Kaş’la ilgili yazdığım diğer yazının devamı niteliğinde, bir de sevdiğim yeme içme mekanlarını yazayım dedim. (Diğer yazı için şöyle buyrun)
Bir yemek blogger’ı veya gastronomi uzmanı değilim tabi ki, bu işi çok daha uzmanca ve bilimini bilerek yapan insanlar var. Benimki işte amatörce sevdiği yerleri ve o yerlerin hissettirdiklerini yazmak 🙂 Haydi, uzatmadan başlayayım artık, zaten uzunca bir yazı olacak 🙂
Zaika Ocakbaşı
Çakıl taşlarıyla dolu güzel bir bahçe içinde bir ocakbaşı restoranı. Zaika, Farsça’da tad alma kuvveti anlamına geliyormuş. Kısa sürede Kaş’ın en popüler mekanı olmuş neredeyse. Gelmeden 3 hafta önce rezervasyon için aradığımda bırakın yer ayırtabilmeyi yedek listelerinin bile dolu olduğunu öğrenmiş ve “neyse, bu sene kısmet değilmiş demek ki” diyerekten üzülerek kapatmıştım telefonu. Kaş’a geldiğimiz ilk akşam biraz dinlendikten sonra sonra saat 10 gibi yemek için dışarı çıkıyoruz. Hiçbir yerde rezervasyonumuz yok. Hadi diyorum, Zaika’ya gidip şansımızı deneyelim. Boş masa bulamayacağımızdan eminim ama denemeden de Kaş’tan ayrılmak istemiyorum işte 🙂 Boş masa henüz yok tabi. Ocakbaşı olur mu diyorlar olmaz mı diyoruz 🙂 Hayatımda hiç ocakbaşında oturmamıştım. O kadar ama o kadar keyifli ki, rakıdan ve etten aldığım keyif ikiye katlanıyor resmen.

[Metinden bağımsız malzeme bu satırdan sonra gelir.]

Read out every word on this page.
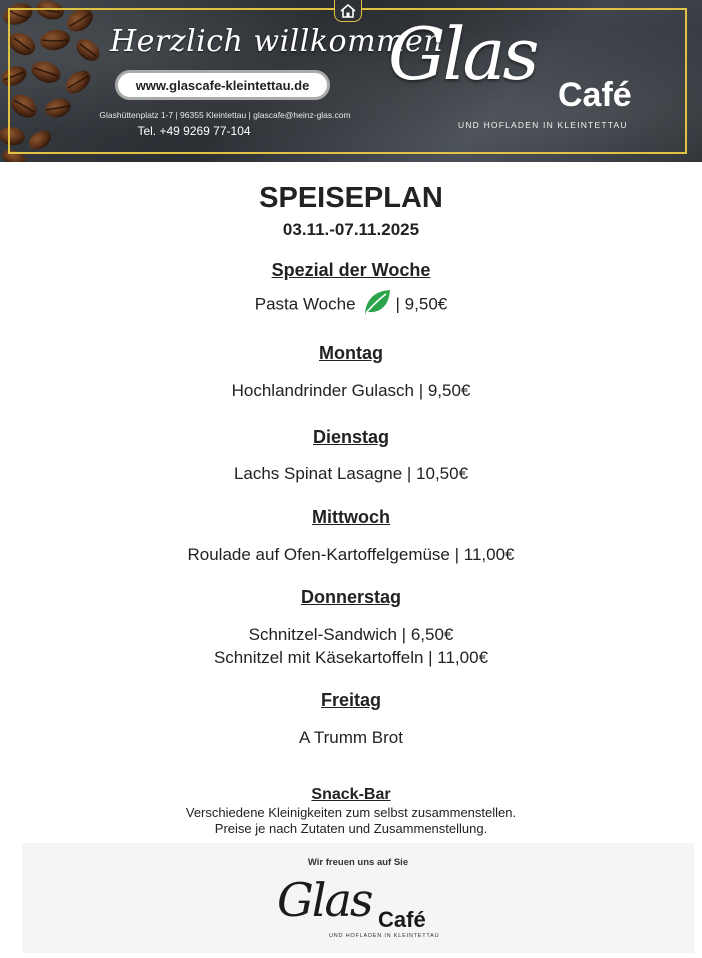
Herzlich willkommen
www.glascafe-kleintettau.de
Glashüttenplatz 1-7 | 96355 Kleintettau | glascafe@heinz-glas.com
Tel. +49 9269 77-104
Glas Café
UND HOFLADEN IN KLEINTETTAU
SPEISEPLAN
03.11.-07.11.2025
Spezial der Woche
Pasta Woche | 9,50€
Montag
Hochlandrinder Gulasch | 9,50€
Dienstag
Lachs Spinat Lasagne | 10,50€
Mittwoch
Roulade auf Ofen-Kartoffelgemüse | 11,00€
Donnerstag
Schnitzel-Sandwich | 6,50€
Schnitzel mit Käsekartoffeln | 11,00€
Freitag
A Trumm Brot
Snack-Bar
Verschiedene Kleinigkeiten zum selbst zusammenstellen.
Preise je nach Zutaten und Zusammenstellung.
Wir freuen uns auf Sie
Glas Café
UND HOFLADEN IN KLEINTETTAU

Mezelerden acı gerçek, Lübnan usulü mütebbel ve kuru cacık seçiyoruz. Acı gerçek bizim “atom” diye bildiğimiz, süzme yoğurt ve kurutulmuş biberle yapılan meze. Geçen sene eroin diyorlardı burda, adını değiştirmişler. Lübnan usulü mütebbel ise Zaika’da en sevdiğim, közlenmiş patlıcan salatası, tahin ve nar ekşisinin muhteşem uyumu. Meşhur yemekleri şaşlık maalesef kalmamış ama çöp şiş de en az onun kadar lezzetli. Etleri itina ile minik lavaşlara sarıyor ve kadehlerimizi programsız tatilin şerefine kaldırıyoruz Zaika’da! (Menü ve fiyatlar için kendi web sitelerine bakabilirsiniz: http://www.zaikaocakbasi.com/adilFiyat.html)

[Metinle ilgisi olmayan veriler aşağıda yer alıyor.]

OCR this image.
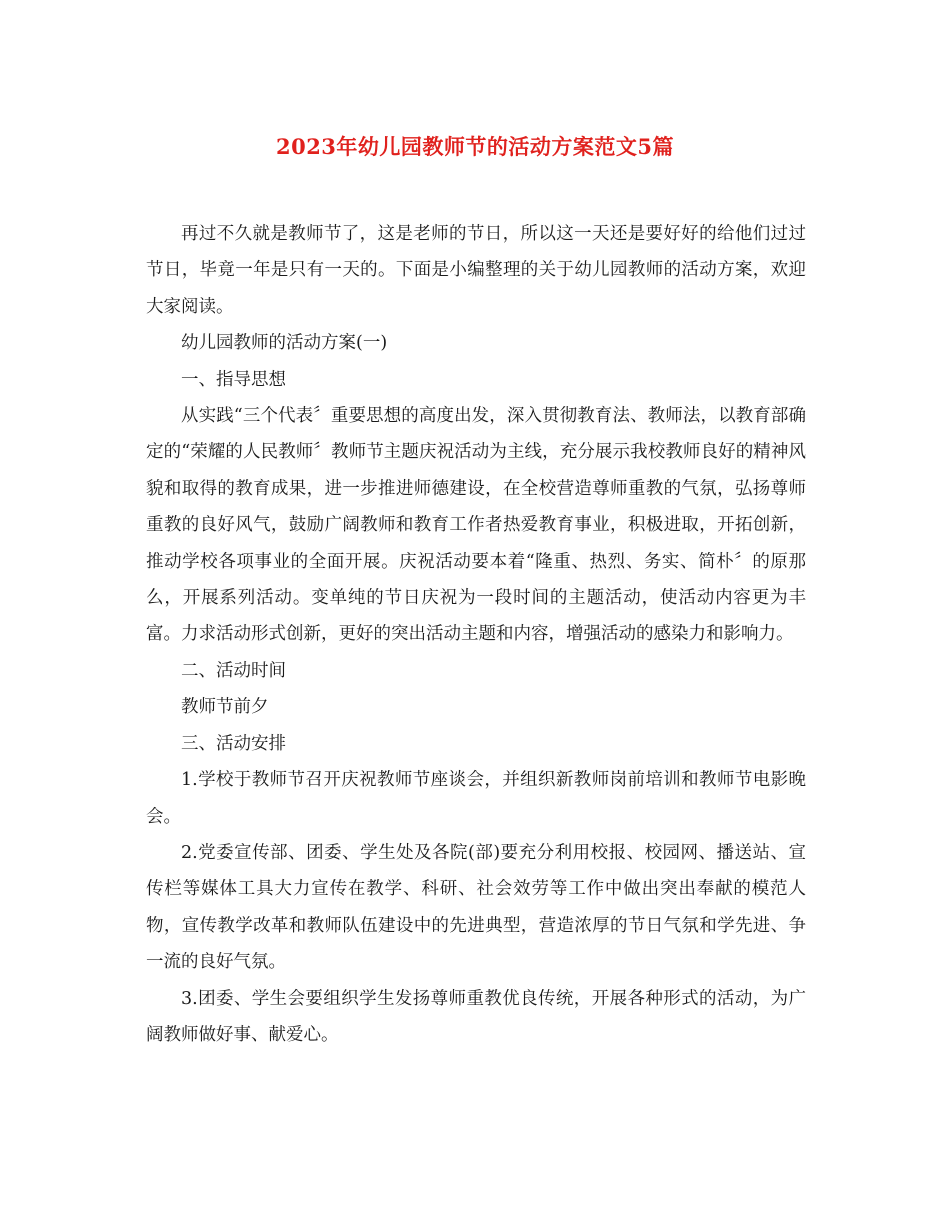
2023年幼儿园教师节的活动方案范文5篇

再过不久就是教师节了，这是老师的节日，所以这一天还是要好好的给他们过过节日，毕竟一年是只有一天的。下面是小编整理的关于幼儿园教师的活动方案，欢迎大家阅读。

幼儿园教师的活动方案(一)

一、指导思想

从实践“三个代表〞重要思想的高度出发，深入贯彻教育法、教师法，以教育部确定的“荣耀的人民教师〞教师节主题庆祝活动为主线，充分展示我校教师良好的精神风貌和取得的教育成果，进一步推进师德建设，在全校营造尊师重教的气氛，弘扬尊师重教的良好风气，鼓励广阔教师和教育工作者热爱教育事业，积极进取，开拓创新，推动学校各项事业的全面开展。庆祝活动要本着“隆重、热烈、务实、简朴〞的原那么，开展系列活动。变单纯的节日庆祝为一段时间的主题活动，使活动内容更为丰富。力求活动形式创新，更好的突出活动主题和内容，增强活动的感染力和影响力。

二、活动时间

教师节前夕

三、活动安排

1.学校于教师节召开庆祝教师节座谈会，并组织新教师岗前培训和教师节电影晚会。

2.党委宣传部、团委、学生处及各院(部)要充分利用校报、校园网、播送站、宣传栏等媒体工具大力宣传在教学、科研、社会效劳等工作中做出突出奉献的模范人物，宣传教学改革和教师队伍建设中的先进典型，营造浓厚的节日气氛和学先进、争一流的良好气氛。

3.团委、学生会要组织学生发扬尊师重教优良传统，开展各种形式的活动，为广阔教师做好事、献爱心。
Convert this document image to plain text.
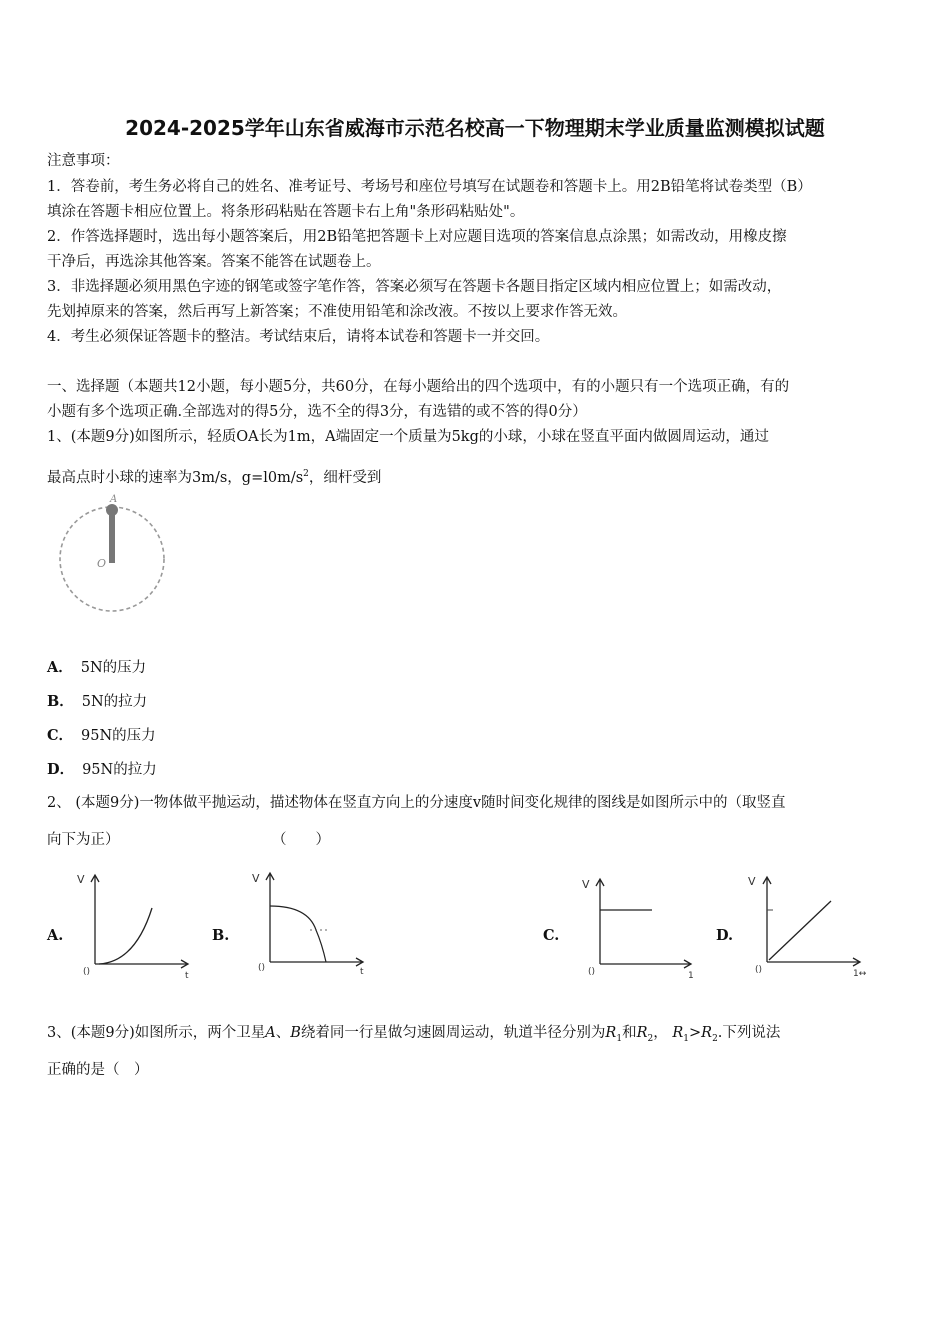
2024-2025学年山东省威海市示范名校高一下物理期末学业质量监测模拟试题
注意事项：
1．答卷前，考生务必将自己的姓名、准考证号、考场号和座位号填写在试题卷和答题卡上。用2B铅笔将试卷类型（B）
填涂在答题卡相应位置上。将条形码粘贴在答题卡右上角"条形码粘贴处"。
2．作答选择题时，选出每小题答案后，用2B铅笔把答题卡上对应题目选项的答案信息点涂黑；如需改动，用橡皮擦
干净后，再选涂其他答案。答案不能答在试题卷上。
3．非选择题必须用黑色字迹的钢笔或签字笔作答，答案必须写在答题卡各题目指定区域内相应位置上；如需改动，
先划掉原来的答案，然后再写上新答案；不准使用铅笔和涂改液。不按以上要求作答无效。
4．考生必须保证答题卡的整洁。考试结束后，请将本试卷和答题卡一并交回。
一、选择题（本题共12小题，每小题5分，共60分，在每小题给出的四个选项中，有的小题只有一个选项正确，有的
小题有多个选项正确.全部选对的得5分，选不全的得3分，有选错的或不答的得0分）
1、(本题9分)如图所示，轻质OA长为1m，A端固定一个质量为5kg的小球，小球在竖直平面内做圆周运动，通过
最高点时小球的速率为3m/s，$g=l0m/s^2$，细杆受到
A
O
A． 5N的压力
B． 5N的拉力
C． 95N的压力
D． 95N的拉力
2、 (本题9分)一物体做平抛运动，描述物体在竖直方向上的分速度v随时间变化规律的图线是如图所示中的（取竖直
向下为正）	（　　）
A.
V
()	t
B.
V
()	t
C.
V
()	1
D.
V
()	1↔
3、(本题9分)如图所示，两个卫星A、B绕着同一行星做匀速圆周运动，轨道半径分别为$R_1$和$R_2$， $R_1>R_2$.下列说法
正确的是（　）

(instagram: @zaikaocakbasi)
Üzüm Kızı bahçe
Kaş’taki 2. günümüzde Limanağzı’ndan dönüşte tekne ile önünden geçerken görüyorum Üzüm Kızı’nı. Adını çok duymuştum da yerini bilmiyordum. Tekneden inince gidip yer ayırtıyoruz akşam için. Tesadüf bu ya, sadece 2 kişilik bir boş masaları varmış. (Burası meyhane olan Üzüm Kızı değil, o biraz daha yukarıda kalıyor.)

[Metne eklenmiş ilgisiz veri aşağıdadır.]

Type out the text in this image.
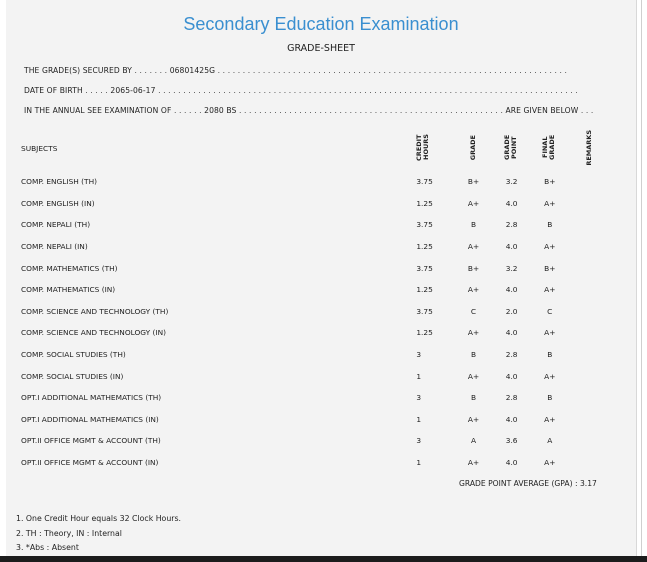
Secondary Education Examination
GRADE-SHEET
THE GRADE(S) SECURED BY . . . . . . . 06801425G . . . . . . . . . . . . . . . . . . . . . . . . . . . . . . . . . . . . . . . . . . . . . . . . . . . . . . . . . . . . . . . . . . . . . .
DATE OF BIRTH . . . . . 2065-06-17 . . . . . . . . . . . . . . . . . . . . . . . . . . . . . . . . . . . . . . . . . . . . . . . . . . . . . . . . . . . . . . . . . . . . . . . . . . . . . . . . . . . .
IN THE ANNUAL SEE EXAMINATION OF . . . . . . 2080 BS . . . . . . . . . . . . . . . . . . . . . . . . . . . . . . . . . . . . . . . . . . . . . . . . . . . . . ARE GIVEN BELOW . . .
SUBJECTS	CREDIT HOURS	GRADE	GRADE POINT	FINAL GRADE	REMARKS
COMP. ENGLISH (TH)	3.75	B+	3.2	B+	
COMP. ENGLISH (IN)	1.25	A+	4.0	A+	
COMP. NEPALI (TH)	3.75	B	2.8	B	
COMP. NEPALI (IN)	1.25	A+	4.0	A+	
COMP. MATHEMATICS (TH)	3.75	B+	3.2	B+	
COMP. MATHEMATICS (IN)	1.25	A+	4.0	A+	
COMP. SCIENCE AND TECHNOLOGY (TH)	3.75	C	2.0	C	
COMP. SCIENCE AND TECHNOLOGY (IN)	1.25	A+	4.0	A+	
COMP. SOCIAL STUDIES (TH)	3	B	2.8	B	
COMP. SOCIAL STUDIES (IN)	1	A+	4.0	A+	
OPT.I ADDITIONAL MATHEMATICS (TH)	3	B	2.8	B	
OPT.I ADDITIONAL MATHEMATICS (IN)	1	A+	4.0	A+	
OPT.II OFFICE MGMT & ACCOUNT (TH)	3	A	3.6	A	
OPT.II OFFICE MGMT & ACCOUNT (IN)	1	A+	4.0	A+	
GRADE POINT AVERAGE (GPA) : 3.17
1. One Credit Hour equals 32 Clock Hours.
2. TH : Theory, IN : Internal
3. *Abs : Absent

Yine birkaç meze seçiyoruz. Balık olarak ne alsak derken “İsterseniz balığınızı birlikte seçelim” diyorlar. Tek tek anlatıyorlar. Kaya levreğinde karar kılıyoruz. Gözümüzün önünde balığı tartmaları da bir artı olarak yazılıyor hanelerine 🙂 Ortam şahane, çok ferah, müzik olarak 45’likler çalıyor. Personel oldukça ilgili ve güleryüzlü. Hele o kaya levreği var ya, o nasıl bir lezzet öyle! Abartmıyorum, hayatımda yediğim en lezzetli balık. Ah, az kalsın girit ezmesinin lezzetini söylemeyi unutuyordum 🙂
(instagram: uzumkizibahce)
Dudu Mutfak
Kaş’a birkaç senedir gidegele instagramda Kaş fotoğraflarına bakmaya bayılır olmuştum. Filtreye hiç ihtiyaç olmadığından herkesin koyduğu fotoğraflar pek güzel geliyordu. Ama özellikle birisi vardı ki onun fotoğraflarına bayılmıştım. Kendisini takibe aldım hemen. O zamanlar İstanbul’da bir beyazyakalı idi. Sonra geçen sene bir baktım Kaş’ta bir mekan açıyor.İşte Dudu Mutfak ile sosyal medya üzerinden tanışmam böyle oldu. Yani herkesin yaptığı gibi “Kaş mekanları” diye arama yaptıktan sonra ulaşmadım Dudu’ya, zaten en başından beri bayıldığım bir yer oldu uzaktan uzağa 🙂
3. günümüzde Derya Beach’ten otelimize dönüyorduk ki karşıma çıkıverdi birdenbire Dudu! Zaten Kaş dediğimiz minicik, kompakt bir yer. Sosyal medyada gördüğümüz mekanlara hemen rastlayıveriyoruz. Hadi dedik akşam Dudu’ya gidelim. Aradık önce, rezervasyon almıyorlarmış. Kaş’ta rezervasyon almayan sayılı yerlerden birisidir herhalde. Kapısında şirin, tontiş bir anneanne tabelası ile karşılıyor bizi Dudu. Nedense bende bir nine, bir anneanne hissiyatı yaratıyor bu tabela. Belki de hissettirdiği o sıcaklık ve içtenliktendir. Keza ismi ile de aynı hisleri uyandırıyor. Rengarenk ahşap sandalye ve masalar, ahşap dolabın içinde porselenler, emaye tencereler, süsler püsler, köşede bir sedir, sedirin üzerinde kevgir ve çatal bıçaklardan yapılma bir aydınlatma… Adeta her köşesi fotoğraf çekmek için yapılmış. Üstelik manzarası da harika. Ama bu seyahatimde fazla fotoğraf çekmiyorum. Hep tatil kafası, hep anın tadını çıkartma modundayım.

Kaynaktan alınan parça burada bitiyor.